At the only “ufological” blog I visit, a complaint has been made that “the conflation of the paranormal with UFOlogy….alien abductions, crop circles, cryptozoology, and hordes of New Age fluff” makes it so ufology, as a serious concern if not nascent discipline, can’t, as it were, get off the ground. My, expanded and developed, response follows.
Methodical inquiry (“science”) only gets under way once its basic concepts are articulated, a workable object is obtained to study and methods of investigation proper to that object grasped and developed. Of course, existing science demonstrates that the same object can be studied by different disciplines, e.g., emotion by psychology, neuropsychology, and anthropology, among others, and that sometimes there is no object to study, as was the case with phlogiston.
In the case of the pseudoscience of ufology, at least three problems arise:
On the one hand, the community of ufophiles is hardly a homogeneous group of like-minded and like-educated persons; it is wildly heterogenous, so discussion goes off in all directions. From such disciples no discipline is likely to arise.
On the other hand, other phenomena get yoked in, because they appear at the same time: glowing balls of light are associated with the appearance of some crop circles; Big Foot sightings do accompany UFO sightings; nor does it take a scholar of New Religious Movements to hear the “New Age fluff” in the preachings of Orthon, Semjase, and their ilk (ignoring for the present that Flying Saucers have always been imagined in the context of occult thought: Guy Ballard met the prototypes of Adamski’s Orthon in the 1930s, for example).
On the third hand, at least three researchers in three different fields (Jacques Vallee (Dimensions), Hilary Evans (Gods, Spirits, Cosmic Guardians: Encounters with Non-Human Beings), and Terry Matheson (Alien Abductions: Creating a Modern Phenomenon)) have noted parallels between UFO sightings, visions of angels and of the Blessed Virgin Mary, hauntings, shamanic initiation experiences, Near Death Experiences, alien abductions, Fairy abductions, and so on, which would seem to suggest a general theory of apparitions, not without its natural scientific, psychological, and sociological anchors.
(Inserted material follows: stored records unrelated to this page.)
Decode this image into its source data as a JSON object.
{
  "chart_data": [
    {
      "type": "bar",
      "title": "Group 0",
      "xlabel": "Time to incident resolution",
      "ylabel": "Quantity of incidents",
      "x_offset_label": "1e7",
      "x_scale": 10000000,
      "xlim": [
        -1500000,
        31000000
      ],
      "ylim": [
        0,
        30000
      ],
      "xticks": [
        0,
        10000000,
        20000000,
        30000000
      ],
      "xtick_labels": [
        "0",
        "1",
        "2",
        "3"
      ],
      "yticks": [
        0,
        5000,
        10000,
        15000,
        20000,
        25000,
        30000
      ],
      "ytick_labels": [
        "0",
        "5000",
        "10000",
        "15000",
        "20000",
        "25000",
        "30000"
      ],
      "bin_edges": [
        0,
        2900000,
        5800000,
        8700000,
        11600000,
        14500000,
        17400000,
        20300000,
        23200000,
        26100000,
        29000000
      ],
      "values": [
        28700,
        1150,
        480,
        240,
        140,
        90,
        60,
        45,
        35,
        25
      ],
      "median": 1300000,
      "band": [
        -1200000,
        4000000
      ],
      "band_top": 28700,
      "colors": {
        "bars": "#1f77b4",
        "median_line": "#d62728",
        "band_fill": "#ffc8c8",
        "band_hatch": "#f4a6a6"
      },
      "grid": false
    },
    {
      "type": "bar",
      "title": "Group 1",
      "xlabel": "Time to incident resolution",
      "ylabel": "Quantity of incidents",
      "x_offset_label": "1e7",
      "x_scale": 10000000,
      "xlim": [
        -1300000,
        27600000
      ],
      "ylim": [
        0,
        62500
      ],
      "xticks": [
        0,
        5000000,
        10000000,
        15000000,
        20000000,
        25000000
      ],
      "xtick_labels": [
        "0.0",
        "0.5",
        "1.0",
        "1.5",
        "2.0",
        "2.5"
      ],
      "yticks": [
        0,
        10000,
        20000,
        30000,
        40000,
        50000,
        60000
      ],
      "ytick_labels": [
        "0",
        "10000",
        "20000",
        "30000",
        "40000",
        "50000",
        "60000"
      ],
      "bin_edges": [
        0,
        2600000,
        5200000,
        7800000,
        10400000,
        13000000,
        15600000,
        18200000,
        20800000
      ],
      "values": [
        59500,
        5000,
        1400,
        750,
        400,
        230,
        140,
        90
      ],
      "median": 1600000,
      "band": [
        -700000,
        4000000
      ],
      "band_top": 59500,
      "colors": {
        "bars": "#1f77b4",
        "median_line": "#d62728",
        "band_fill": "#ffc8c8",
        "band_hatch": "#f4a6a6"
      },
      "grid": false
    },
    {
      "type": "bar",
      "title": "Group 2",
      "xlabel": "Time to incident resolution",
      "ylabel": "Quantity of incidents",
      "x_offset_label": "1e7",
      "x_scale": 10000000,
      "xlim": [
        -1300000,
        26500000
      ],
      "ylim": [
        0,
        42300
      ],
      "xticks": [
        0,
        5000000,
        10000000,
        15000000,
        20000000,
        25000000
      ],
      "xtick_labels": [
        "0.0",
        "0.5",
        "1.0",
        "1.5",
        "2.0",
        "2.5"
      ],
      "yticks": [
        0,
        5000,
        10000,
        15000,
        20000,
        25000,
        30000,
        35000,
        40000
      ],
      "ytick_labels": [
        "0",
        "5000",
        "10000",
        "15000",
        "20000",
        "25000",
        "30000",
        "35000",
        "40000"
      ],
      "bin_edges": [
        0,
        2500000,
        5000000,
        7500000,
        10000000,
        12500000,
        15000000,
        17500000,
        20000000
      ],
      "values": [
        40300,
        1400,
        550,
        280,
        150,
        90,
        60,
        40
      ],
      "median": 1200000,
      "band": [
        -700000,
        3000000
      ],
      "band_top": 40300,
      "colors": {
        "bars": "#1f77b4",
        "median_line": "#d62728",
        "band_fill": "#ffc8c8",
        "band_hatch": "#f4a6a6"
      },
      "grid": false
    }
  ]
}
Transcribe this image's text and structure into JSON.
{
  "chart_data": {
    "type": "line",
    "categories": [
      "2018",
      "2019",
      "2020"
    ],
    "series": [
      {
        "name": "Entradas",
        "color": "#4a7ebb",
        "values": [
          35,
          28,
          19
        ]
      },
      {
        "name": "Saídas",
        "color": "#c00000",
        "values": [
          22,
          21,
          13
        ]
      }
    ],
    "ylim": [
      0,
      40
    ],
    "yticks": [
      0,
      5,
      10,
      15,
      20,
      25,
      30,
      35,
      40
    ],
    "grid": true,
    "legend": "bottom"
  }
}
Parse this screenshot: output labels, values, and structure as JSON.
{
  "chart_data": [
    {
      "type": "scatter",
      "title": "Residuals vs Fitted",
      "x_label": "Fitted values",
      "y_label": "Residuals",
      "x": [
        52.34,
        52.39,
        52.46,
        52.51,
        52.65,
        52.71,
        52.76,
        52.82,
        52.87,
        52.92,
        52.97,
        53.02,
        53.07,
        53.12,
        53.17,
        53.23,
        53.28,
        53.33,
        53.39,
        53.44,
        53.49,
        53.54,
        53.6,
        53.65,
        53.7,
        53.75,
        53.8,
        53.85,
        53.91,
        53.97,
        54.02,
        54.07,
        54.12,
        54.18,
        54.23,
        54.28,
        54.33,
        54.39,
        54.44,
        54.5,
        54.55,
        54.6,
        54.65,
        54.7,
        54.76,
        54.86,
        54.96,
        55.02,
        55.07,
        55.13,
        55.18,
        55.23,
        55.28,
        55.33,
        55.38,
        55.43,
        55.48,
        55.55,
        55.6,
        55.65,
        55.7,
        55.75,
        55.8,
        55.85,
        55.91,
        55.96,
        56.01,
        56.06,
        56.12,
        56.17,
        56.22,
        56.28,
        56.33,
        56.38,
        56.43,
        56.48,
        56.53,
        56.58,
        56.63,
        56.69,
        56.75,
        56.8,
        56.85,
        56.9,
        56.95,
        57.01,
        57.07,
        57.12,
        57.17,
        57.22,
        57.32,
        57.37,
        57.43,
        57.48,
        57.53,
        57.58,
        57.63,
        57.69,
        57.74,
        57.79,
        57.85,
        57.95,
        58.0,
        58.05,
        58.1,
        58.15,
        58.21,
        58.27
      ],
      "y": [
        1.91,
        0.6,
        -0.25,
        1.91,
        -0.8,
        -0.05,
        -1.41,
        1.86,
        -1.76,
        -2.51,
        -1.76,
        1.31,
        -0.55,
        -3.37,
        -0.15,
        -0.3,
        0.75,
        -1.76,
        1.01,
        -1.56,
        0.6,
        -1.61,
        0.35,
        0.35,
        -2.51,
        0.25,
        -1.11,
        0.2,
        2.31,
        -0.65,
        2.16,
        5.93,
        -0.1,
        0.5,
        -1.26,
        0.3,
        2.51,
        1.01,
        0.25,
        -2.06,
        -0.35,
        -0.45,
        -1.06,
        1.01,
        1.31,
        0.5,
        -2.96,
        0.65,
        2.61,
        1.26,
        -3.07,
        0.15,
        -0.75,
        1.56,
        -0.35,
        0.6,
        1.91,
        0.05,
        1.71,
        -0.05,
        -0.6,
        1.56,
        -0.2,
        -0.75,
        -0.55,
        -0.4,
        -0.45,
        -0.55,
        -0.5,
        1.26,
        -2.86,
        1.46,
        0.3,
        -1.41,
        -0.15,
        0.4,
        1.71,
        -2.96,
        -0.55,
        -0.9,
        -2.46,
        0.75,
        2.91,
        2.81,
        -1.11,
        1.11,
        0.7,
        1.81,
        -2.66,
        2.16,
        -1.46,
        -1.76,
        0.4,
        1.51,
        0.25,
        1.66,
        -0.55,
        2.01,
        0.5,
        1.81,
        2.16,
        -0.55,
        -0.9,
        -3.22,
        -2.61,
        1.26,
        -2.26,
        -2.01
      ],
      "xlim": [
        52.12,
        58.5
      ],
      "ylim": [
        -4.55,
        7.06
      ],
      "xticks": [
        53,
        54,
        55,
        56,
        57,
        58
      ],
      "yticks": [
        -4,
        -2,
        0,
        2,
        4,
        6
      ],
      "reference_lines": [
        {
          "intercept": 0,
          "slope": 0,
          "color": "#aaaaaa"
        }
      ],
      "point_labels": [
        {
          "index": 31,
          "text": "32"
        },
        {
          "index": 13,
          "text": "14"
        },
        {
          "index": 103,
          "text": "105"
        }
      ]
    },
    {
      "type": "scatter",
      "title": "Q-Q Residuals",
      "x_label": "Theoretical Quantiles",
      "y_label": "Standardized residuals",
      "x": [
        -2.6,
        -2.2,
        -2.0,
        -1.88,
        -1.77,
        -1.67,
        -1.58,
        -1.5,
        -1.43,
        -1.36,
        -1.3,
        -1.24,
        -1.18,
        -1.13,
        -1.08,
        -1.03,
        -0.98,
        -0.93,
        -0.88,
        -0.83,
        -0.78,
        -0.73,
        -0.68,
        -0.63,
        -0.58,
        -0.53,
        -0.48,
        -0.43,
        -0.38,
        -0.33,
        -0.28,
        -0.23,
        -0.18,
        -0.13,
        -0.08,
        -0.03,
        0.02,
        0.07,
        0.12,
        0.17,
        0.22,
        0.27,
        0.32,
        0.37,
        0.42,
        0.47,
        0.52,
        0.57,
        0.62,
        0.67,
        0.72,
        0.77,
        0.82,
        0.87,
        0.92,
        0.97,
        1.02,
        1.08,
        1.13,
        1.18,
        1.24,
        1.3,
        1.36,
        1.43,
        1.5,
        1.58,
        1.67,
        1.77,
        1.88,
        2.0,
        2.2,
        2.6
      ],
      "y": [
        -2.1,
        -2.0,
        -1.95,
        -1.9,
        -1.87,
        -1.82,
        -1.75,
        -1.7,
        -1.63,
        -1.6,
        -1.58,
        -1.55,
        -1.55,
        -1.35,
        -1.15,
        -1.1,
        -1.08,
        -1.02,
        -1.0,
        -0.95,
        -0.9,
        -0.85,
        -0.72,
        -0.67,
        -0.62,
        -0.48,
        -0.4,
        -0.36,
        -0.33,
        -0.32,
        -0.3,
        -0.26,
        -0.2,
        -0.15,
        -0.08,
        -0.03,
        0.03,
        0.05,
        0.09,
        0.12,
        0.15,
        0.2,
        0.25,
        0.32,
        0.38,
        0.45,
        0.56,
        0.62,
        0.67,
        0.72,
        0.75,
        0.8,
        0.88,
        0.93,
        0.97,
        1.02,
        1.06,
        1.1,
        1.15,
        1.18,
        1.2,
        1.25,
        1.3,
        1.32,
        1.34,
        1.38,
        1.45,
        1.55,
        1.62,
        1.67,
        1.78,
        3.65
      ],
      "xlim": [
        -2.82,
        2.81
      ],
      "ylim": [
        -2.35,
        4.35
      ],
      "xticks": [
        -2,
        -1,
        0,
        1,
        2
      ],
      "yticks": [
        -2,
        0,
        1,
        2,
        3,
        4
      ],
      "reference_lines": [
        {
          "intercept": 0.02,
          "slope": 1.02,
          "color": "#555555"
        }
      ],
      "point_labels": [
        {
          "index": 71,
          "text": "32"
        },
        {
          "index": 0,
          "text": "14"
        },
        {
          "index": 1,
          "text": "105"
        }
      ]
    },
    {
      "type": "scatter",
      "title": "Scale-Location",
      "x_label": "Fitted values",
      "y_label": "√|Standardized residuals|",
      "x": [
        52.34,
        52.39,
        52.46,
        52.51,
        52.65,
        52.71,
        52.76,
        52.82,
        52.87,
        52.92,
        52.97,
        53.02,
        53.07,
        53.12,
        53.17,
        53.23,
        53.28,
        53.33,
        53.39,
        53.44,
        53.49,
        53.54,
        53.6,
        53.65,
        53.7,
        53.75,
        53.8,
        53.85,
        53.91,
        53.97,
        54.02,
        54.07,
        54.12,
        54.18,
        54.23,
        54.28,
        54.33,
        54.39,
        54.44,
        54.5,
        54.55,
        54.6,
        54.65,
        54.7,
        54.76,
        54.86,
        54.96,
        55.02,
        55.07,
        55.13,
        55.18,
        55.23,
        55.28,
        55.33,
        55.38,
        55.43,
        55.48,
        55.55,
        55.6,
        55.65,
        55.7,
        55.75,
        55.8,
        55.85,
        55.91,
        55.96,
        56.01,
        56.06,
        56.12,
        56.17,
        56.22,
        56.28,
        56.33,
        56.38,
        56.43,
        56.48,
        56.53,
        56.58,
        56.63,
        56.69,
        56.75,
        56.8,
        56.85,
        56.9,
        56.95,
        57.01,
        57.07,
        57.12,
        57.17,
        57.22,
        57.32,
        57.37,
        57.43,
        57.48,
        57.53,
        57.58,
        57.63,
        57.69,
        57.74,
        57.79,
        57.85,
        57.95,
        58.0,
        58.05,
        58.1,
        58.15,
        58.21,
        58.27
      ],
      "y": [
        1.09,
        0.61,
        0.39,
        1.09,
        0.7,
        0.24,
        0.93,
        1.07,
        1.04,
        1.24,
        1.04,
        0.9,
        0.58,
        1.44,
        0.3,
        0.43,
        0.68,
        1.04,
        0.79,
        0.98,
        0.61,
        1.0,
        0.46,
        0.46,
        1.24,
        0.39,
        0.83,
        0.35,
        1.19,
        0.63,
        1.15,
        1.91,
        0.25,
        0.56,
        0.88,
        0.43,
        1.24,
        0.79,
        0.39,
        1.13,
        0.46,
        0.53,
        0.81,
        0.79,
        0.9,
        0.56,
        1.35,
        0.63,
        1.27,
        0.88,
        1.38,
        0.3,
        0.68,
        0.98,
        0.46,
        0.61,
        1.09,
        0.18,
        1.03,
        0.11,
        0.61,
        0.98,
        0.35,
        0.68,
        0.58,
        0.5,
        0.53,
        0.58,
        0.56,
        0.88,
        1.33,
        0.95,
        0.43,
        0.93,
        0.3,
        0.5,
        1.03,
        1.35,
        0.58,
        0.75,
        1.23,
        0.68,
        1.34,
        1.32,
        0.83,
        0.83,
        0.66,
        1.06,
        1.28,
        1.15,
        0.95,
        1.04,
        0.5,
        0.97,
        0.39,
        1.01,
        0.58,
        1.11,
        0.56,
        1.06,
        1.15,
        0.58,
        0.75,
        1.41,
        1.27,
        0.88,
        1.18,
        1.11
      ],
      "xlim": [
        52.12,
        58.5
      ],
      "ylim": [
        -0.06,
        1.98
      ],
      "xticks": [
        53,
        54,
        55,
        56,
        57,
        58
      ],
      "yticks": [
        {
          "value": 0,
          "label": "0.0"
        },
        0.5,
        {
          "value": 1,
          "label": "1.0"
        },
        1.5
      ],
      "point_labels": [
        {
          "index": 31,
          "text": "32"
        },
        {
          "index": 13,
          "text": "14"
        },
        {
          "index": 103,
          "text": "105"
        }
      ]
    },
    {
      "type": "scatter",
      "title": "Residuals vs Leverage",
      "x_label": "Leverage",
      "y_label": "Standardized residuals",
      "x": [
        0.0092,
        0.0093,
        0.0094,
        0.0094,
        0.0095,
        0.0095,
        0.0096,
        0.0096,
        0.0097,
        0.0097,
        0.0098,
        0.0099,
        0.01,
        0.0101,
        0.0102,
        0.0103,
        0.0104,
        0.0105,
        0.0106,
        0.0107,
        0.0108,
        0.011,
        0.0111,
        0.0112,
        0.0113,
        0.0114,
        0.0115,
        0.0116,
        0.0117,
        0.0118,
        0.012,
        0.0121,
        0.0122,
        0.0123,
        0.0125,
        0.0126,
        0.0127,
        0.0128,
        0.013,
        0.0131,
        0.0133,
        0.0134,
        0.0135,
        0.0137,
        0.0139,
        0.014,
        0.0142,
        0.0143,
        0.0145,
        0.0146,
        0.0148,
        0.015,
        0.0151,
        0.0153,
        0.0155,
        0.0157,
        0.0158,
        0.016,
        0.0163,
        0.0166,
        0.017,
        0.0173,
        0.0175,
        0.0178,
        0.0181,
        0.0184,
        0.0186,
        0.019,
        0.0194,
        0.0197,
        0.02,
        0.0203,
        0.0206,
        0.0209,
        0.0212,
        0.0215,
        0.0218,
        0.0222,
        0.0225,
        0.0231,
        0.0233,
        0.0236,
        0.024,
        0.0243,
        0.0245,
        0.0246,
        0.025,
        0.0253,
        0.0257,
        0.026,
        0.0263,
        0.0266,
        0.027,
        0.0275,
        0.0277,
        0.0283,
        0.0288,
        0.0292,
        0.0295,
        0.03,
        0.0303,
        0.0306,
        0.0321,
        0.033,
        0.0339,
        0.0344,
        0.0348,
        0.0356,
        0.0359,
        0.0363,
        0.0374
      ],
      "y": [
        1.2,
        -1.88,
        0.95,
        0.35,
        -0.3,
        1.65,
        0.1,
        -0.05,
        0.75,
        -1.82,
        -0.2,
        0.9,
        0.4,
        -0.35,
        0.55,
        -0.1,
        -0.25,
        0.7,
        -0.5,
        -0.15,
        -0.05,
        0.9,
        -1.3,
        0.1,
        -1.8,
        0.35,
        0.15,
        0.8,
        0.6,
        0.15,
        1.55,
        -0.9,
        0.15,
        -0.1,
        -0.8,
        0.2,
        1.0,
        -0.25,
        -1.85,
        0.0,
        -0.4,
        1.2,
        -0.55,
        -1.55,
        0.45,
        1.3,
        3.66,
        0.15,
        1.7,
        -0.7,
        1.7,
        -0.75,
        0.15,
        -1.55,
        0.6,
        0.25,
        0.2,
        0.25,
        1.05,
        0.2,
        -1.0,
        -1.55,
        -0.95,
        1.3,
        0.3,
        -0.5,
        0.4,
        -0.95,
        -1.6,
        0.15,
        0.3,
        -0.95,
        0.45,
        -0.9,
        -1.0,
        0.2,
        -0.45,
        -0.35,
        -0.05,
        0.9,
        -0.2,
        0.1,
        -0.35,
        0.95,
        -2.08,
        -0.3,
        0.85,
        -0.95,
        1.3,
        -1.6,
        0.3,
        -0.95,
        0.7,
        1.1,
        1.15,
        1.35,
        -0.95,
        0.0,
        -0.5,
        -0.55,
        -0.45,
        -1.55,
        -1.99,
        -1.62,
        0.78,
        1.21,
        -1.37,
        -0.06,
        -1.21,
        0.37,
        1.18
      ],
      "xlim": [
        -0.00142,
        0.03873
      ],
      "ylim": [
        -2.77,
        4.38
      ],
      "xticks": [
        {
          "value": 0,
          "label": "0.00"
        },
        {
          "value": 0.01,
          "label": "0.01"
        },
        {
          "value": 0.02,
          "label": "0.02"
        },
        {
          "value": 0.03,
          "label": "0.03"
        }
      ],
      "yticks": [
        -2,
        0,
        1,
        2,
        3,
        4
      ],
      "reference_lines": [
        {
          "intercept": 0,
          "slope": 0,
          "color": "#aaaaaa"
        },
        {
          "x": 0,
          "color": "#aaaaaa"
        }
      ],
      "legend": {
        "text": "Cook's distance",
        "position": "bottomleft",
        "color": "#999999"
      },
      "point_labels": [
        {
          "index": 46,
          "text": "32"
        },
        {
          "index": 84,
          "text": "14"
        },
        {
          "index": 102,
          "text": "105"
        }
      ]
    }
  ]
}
As usual, the UFO phenomenon (or not) illuminates, if not creates a vortex that whips together, all manner of material together, precisely in a way to frustrate our existing rational schemata and to suggest there is indeed more in Heaven and Hell than is dreamt of in our philosophies, natural and otherwise. It brings to mind the passage from Borges that so fascinated Foucault, who cites it at the beginning of his Preface to The Order of Things. (The original in English translation is found in “The Analytical Language of John Wilkins” in Borges’ Other Inquisitions).
These ambiguities, redundancies, and deficiencies recall those attributed by Dr. Franz Kuhn to a certain Chinese encyclopedia entitled Celestial Emporium of Benevolent Knowledge. On those remote pages it is written that animals are divided into (a) those that belong to the Emperor, (b) embalmed ones, (c) those that are trained, (d) suckling pigs, (e) mermaids, (f) fabulous ones, (g) stray dogs, (h) those that are included in this classification, (i) those that tremble as if they were mad, (j) innumerable ones, (k) those drawn with a very fine camel’s-hair brush, (l) others, (m) those that have just broken a flower vase, (n) those that resemble flies from a distance.